Екатерина Петровна Тюрина и Мария Петровна Якимук, Лида и Галя. Стоят: Петя и Володя. Воронеж, 1926 год
Стешина Александра Алексеевича, дядю Екатерины Петровны, мы не застали, так как он был в командировке, в городе Белебее. Дома была лишь его жена, тетя Екатерины Петровны, Александра Васильевна Стешина. Мне хотелось посетить могилу Веры Алексеевны, матери Екатерины Петровны, и Елизаветы Петровны, ее сестры. Мария Петровна вызвалась сопровождать меня. Мы взяли извозчика и направились на кладбище, находившееся позади Старой Уфы. Ехали мы по предложению Марии Петровны Успенской улицей. «Не хотите ли посмотреть дом Знаменских, где жила Катя? – спросила меня Мария Петровна, когда мы были уже в пути. – Вот и дом Знаменских, – продолжала она (дом Знаменских был на Успенской улице)». Мы остановились и сошли с экипажа. Двор был открыт, запущен и грязен. Мне захотелось скорее уйти. Уходя, я внимательно посмотрел на парадное крыльцо, где произошло мое тягостное прощание с Екатериной осенью 1911 года, и ощутил холод в сердце. С тех пор прошло семнадцать лет, а я, оказывается, ничего не забыл, хотя Екатерина через год с небольшим после того прощания сделалась моей женой и счастье сопровождало нас с тех пор.

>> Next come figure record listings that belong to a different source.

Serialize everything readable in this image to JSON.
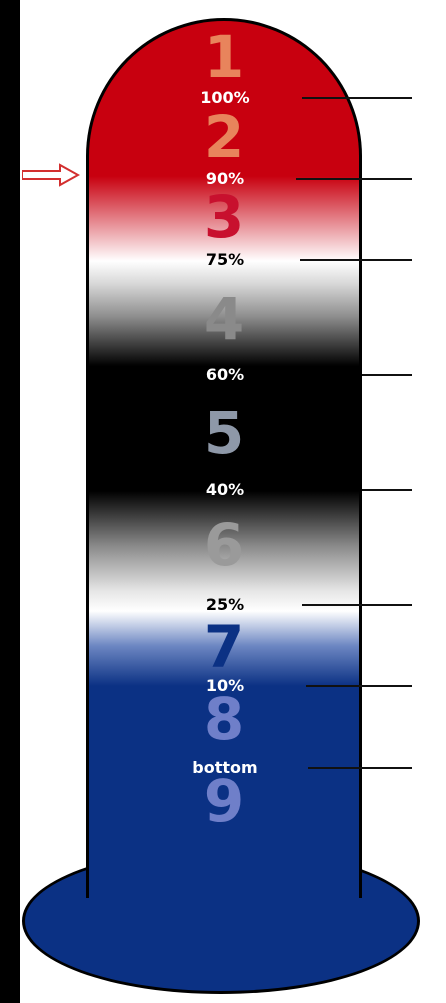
{
  "levels": [
    {
      "label": "100%",
      "color": "#ffffff"
    },
    {
      "label": "90%",
      "color": "#ffffff"
    },
    {
      "label": "75%",
      "color": "#000000"
    },
    {
      "label": "60%",
      "color": "#ffffff"
    },
    {
      "label": "40%",
      "color": "#ffffff"
    },
    {
      "label": "25%",
      "color": "#000000"
    },
    {
      "label": "10%",
      "color": "#ffffff"
    },
    {
      "label": "bottom",
      "color": "#ffffff"
    }
  ],
  "zones": [
    {
      "number": "1",
      "color": "#e8845c"
    },
    {
      "number": "2",
      "color": "#e8845c"
    },
    {
      "number": "3",
      "color": "#c8102e"
    },
    {
      "number": "4",
      "color": "#8a8a8a"
    },
    {
      "number": "5",
      "color": "#8e98a8"
    },
    {
      "number": "6",
      "color": "#9a9a9a"
    },
    {
      "number": "7",
      "color": "#0b3184"
    },
    {
      "number": "8",
      "color": "#6f7fc9"
    },
    {
      "number": "9",
      "color": "#6f7fc9"
    }
  ],
  "marker": {
    "color": "#d32f2f"
  },
  "colors": {
    "red": "#c8000f",
    "blue": "#0b3184",
    "black": "#000000",
    "white": "#ffffff"
  }
}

Дом Знаменских. Уфа, 1928 год
Скоро мы приехали на кладбище и не без труда нашли дорогие для нас могилы. К моей горечи, они не были в порядке. Очевидно, они были позабыты. Мне было горько до слез. С тяжелым чувством мы возвращались назад. Мария Петровна видела в моих глазах безмолвный упрек по поводу заброшенности могил, однако, она отвергла мою помощь в деле приведения могил в порядок. Она сказала: «Мы это сделаем сами!»

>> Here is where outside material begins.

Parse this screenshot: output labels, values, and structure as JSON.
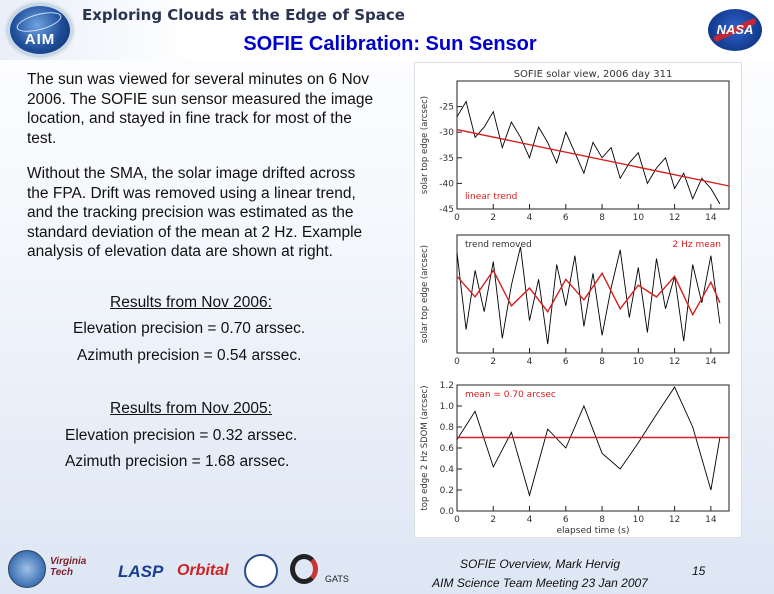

Вскоре после этого мы с Володей засобирались домой. Наш путь шел через Самару, Сызрань, Рязань. В половине августа мы вернулись в Воронеж, пробыв в пути почти месяц. У меня оставался еще один месяц отпуска, и мы решили с Екатериной Петровной провести его вместе на Липецком курорте. В то время железнодорожное сообщение между Воронежем и Липецком было удобным, без пересадок, в специальном плацкартном вагоне. Для переезда из Воронежа в Липецк требовалось не более шести часов. Мы наняли в Липецке хорошую комнату на втором этаже дома особняка с большой верандой и стали лечиться хвойными и углекисло-железистыми ваннами. Курорт в то время был сильно заброшен, но лечебные его средства были велики, и мне лично он сильно помог от начавшегося у меня ревматизма ног. Хвойные ванны укрепляли нашу нервную систему. Мы много гуляли: окрестности Липецка очень красивы, а вечера проводили за чтением в своей уютной комнате. Я вспоминаю время, проведенное в Липецке как одно из лучших в нашей жизни. В начале сентября мы вернулись в Воронеж: мы стали скучать по детям и были рады собраться вместе.

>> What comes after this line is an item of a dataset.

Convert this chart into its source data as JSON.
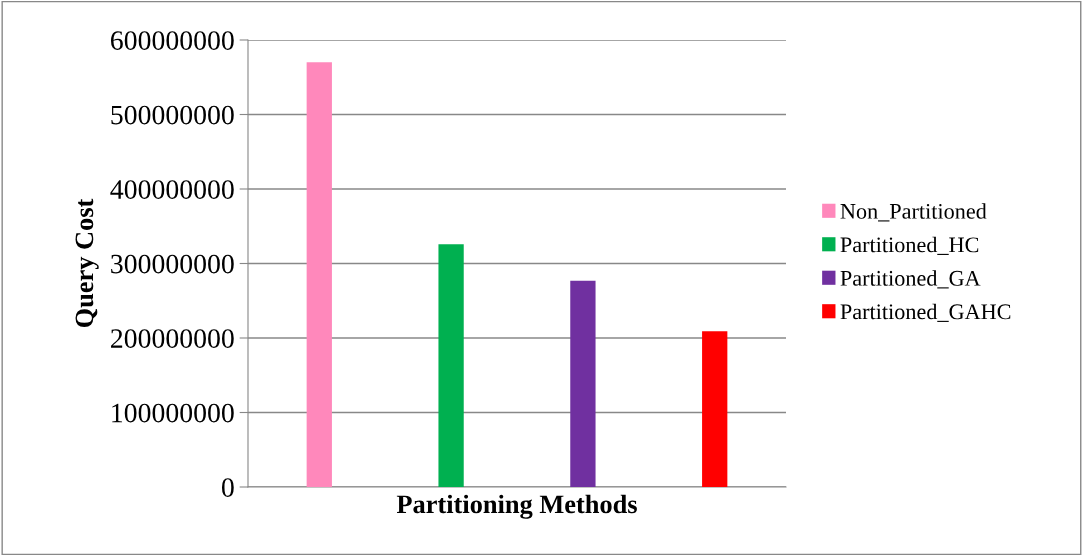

Моя научная работа с 1919 по 1929 годВ 1929 году исполнилось десять лет моей профессорской деятельности. По правилам того времени в РСФСР, лица, пробывшие десять лет на посту профессора или доцента, подлежали переизбранию. Я был переизбран профессором на новый срок комиссией Главпрофобра при Наркомпросе. С моей стороны не потребовалось ни заявлений, ни справок, ни тому подобных формальностей. Мое имя в научном, вузовском и производственном мире было безупречным, и моя кандидатура в качестве профессора вуза была вне сомнений. Поэтому мое переизбрание было лишь формальностью. Однако я получил уведомление от института, что переизбран особой комиссией Главпрофобра при Наркомпросе на новый срок.
За десять лет работы в Воронежском сельскохозяйственном институте я опубликовал значительное количество работ, из них две из числа написанных в Брянском Опытном лесничестве. Эти последние носили следующие названия: «Основы хозяйства в сосновых лесах» (издательство Новая Деревня, 1924 год), «Всеобщие таблицы хода роста сосновых насаждений» (Сборник статей по лесному хозяйству, издательство Новая Деревня, 1924).
Первая из этих работ носила у меня первоначально название «Естественная история Брянских сосновых лесов». Переименовали ее по совету моего учителя М. М. Орлова, намереваясь показать читателям ее практическое значение. Книга «Основы хозяйства в сосновых лесах» имела шумный успех. Ее читали производственники, для которых она сделалась настольной книгой, читали научные работники и студенты лесных вузов.
ЦЕКУБУ премировала эту книгу. Профессор Л. И. Яшнов дал высокую оценку моей книге в обширной статье, помещенной в научных трудах Казанского института сельского хозяйства и лесоводства. Книга разошлась в течение пары месяцев, хотя была издана в количестве 5000 экземпляров. Я уже отмечал в предыдущих главах, что эту книгу писал в течение нескольких лет, живя в Брянском опытном лесничестве в тяжелые годы империалистической и гражданской войны. Я писал ее с большим воодушевлением. В основу ее был положен огромный материал наблюдений и опытов, проведенных в Брянском опытном лесничестве. С точки зрения требований, предъявляемых к докторским диссертациям, книга «Основы хозяйства в сосновых лесах» является докторской диссертацией. Вторая работа «Всеобщие таблицы хода роста сосновых насаждений» получила высокую оценку со стороны профессора М. М. Орлова (см. его работу «Лесная Таксация» 3 изд., 1929 год). Таблицы широко используются практикой и помещены в лесных справочниках профессора М. М. Орлова и инженера Б. И. Селибера.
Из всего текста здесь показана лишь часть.